1970-01-01

(2026-02) Lie algebras and the security of cryptosystems based on classical varieties in disguise

• [[Wouter Castryck]]
• [[Mingjie Chen]]
• [[Péter Kutas]]
• [[Jun Bo Lau]]
• [[Alexander Lemmens]]
• [[Mickael Montessinos]]

2026-02-21

• #cryptography
• #paper

Abstract

In 2006 de Graaf et al. devised a Lie-algebra-based strategy for finding a linear transformation $T \in PGL_{N+1}(\mathbb{Q})$ connecting two linearly equivalent projective varieties $X, X' \subseteq \mathbb{P}^N$ over $\mathbb{Q}$. The method succeeds for several families of "classical" varieties such as Veronese varieties, which have large automorphism groups. In this paper, we study the Lie algebra method over finite fields, which comes with new technicalities when compared to $\mathbb{Q}$ due to, e.g., the characteristic being positive. Concretely, we make the method work for Veronese varieties of dimension $r \geq 2$ and (heuristically) for secant varieties of Grassmannians of planes.
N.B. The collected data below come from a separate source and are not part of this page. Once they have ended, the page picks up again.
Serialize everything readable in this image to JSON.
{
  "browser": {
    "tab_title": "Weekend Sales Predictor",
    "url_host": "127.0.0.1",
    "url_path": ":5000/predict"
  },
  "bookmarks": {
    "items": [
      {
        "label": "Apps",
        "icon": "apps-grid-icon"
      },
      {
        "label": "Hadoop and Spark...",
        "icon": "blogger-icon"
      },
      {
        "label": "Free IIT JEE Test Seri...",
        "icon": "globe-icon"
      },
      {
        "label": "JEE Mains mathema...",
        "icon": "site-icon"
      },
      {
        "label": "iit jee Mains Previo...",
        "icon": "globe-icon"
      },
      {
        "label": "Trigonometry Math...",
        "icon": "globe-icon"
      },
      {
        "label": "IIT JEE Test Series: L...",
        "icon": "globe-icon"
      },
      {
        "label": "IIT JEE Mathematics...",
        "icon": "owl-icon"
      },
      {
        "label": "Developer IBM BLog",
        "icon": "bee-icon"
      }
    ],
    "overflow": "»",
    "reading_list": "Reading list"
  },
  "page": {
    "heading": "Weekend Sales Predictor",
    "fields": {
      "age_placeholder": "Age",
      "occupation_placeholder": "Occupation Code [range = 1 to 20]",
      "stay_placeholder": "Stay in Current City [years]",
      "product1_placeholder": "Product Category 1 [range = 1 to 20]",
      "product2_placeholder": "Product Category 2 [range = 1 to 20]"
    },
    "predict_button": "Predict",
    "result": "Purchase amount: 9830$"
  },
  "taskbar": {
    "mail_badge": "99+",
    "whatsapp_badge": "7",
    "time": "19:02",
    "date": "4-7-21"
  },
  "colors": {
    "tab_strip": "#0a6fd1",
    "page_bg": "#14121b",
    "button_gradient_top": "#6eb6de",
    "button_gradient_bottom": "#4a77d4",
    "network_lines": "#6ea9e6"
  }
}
This leads to classical polynomial-time attacks against two candidate-post-quantum key exchange protocols based on disguised Veronese surfaces and threefolds, which were recently proposed by Alzati et al., as well as a digital signature scheme based on secant varieties of Grassmannians of planes due to Di Tullio and Gyawali. We provide an implementation in Magma.